CR225 Late submission


Late submission


The life insured died on 24 October 2005. The policy provided for a notification period of six months. A death claim was lodged on 3 March 2006, well within the submission period. The complainant submitted the required documentation with the claim. The only difficulty was that the copy of the death certificate, although clearly genuine, was so badly copied that it was illegible. The insurer, as it was entitled to do, requested an improved copy which was thereupon submitted in May 2006 (some weeks after the six month period had expired). The insurer then declined the claim on the basis that the legible certificate was submitted beyond the notification period.

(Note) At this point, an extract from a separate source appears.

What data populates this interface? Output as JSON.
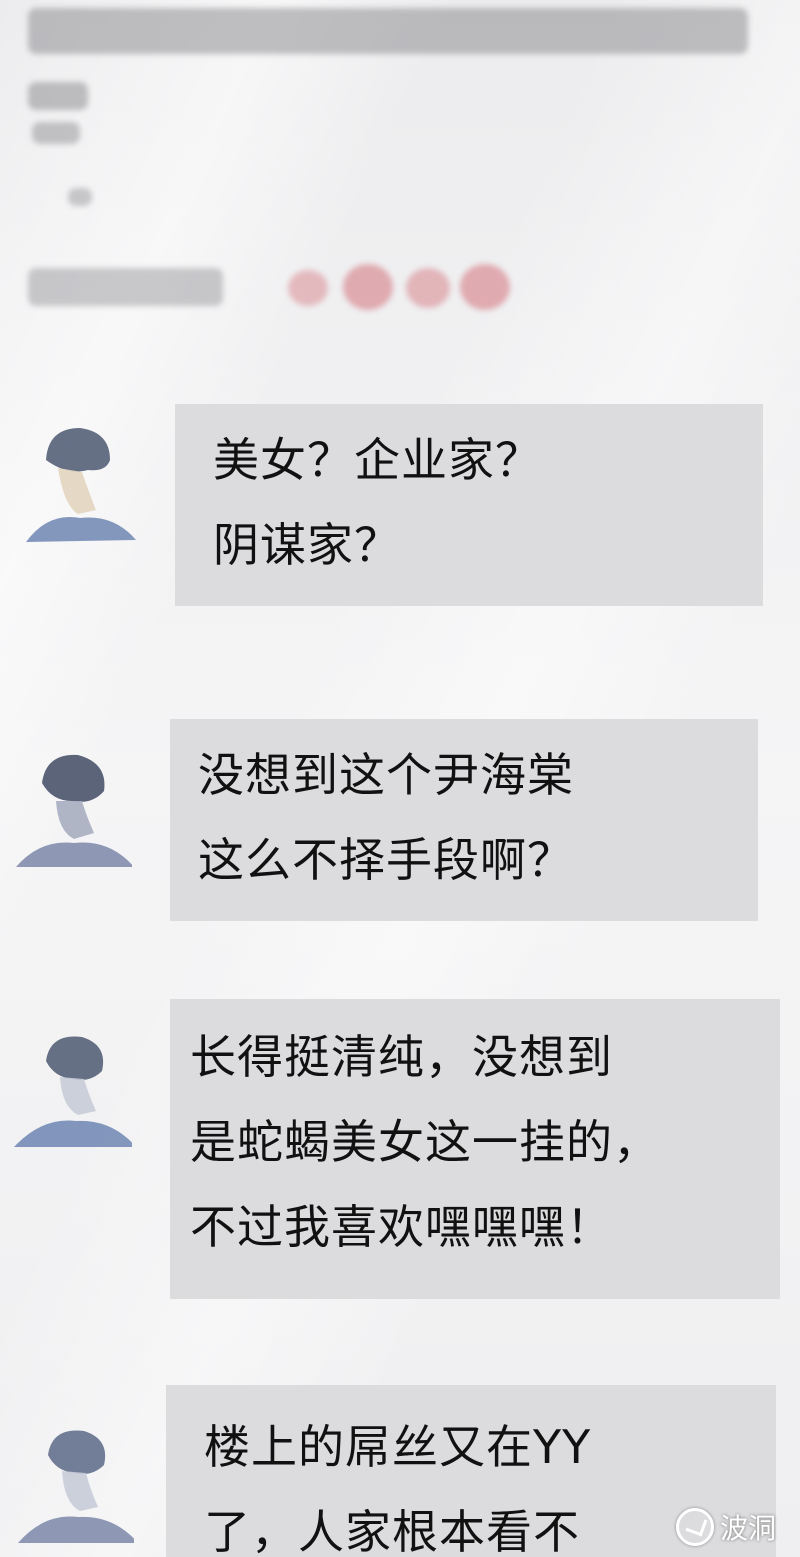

The insurer was invited, but declined, to review its decision. Consequently, the matter was discussed in a meeting of adjudicators.


The meeting considered the circumstances surrounding the claim as well as the insurer’s decision to decline it. The meeting was of the view that the insurer’s insistence that the corrected copy should also have been delivered within the prescribed period could not be supported. Not only did the contract contain no provision to that effect but the result was patently unfair.

The meeting expressed its displeasure at the manner in which the insurer handled the matter. It was difficult to escape the conclusion that it was a deliberate attempt to avoid paying out a legitimate claim.


The meeting resolved that the claim should be paid. Furthermore, the meeting mandated the Ombudsman to address a letter to the Chief Executive Officer of the insurer concerned to convey its sentiments. A prompt and positive response was received thereafter, and the claim was paid.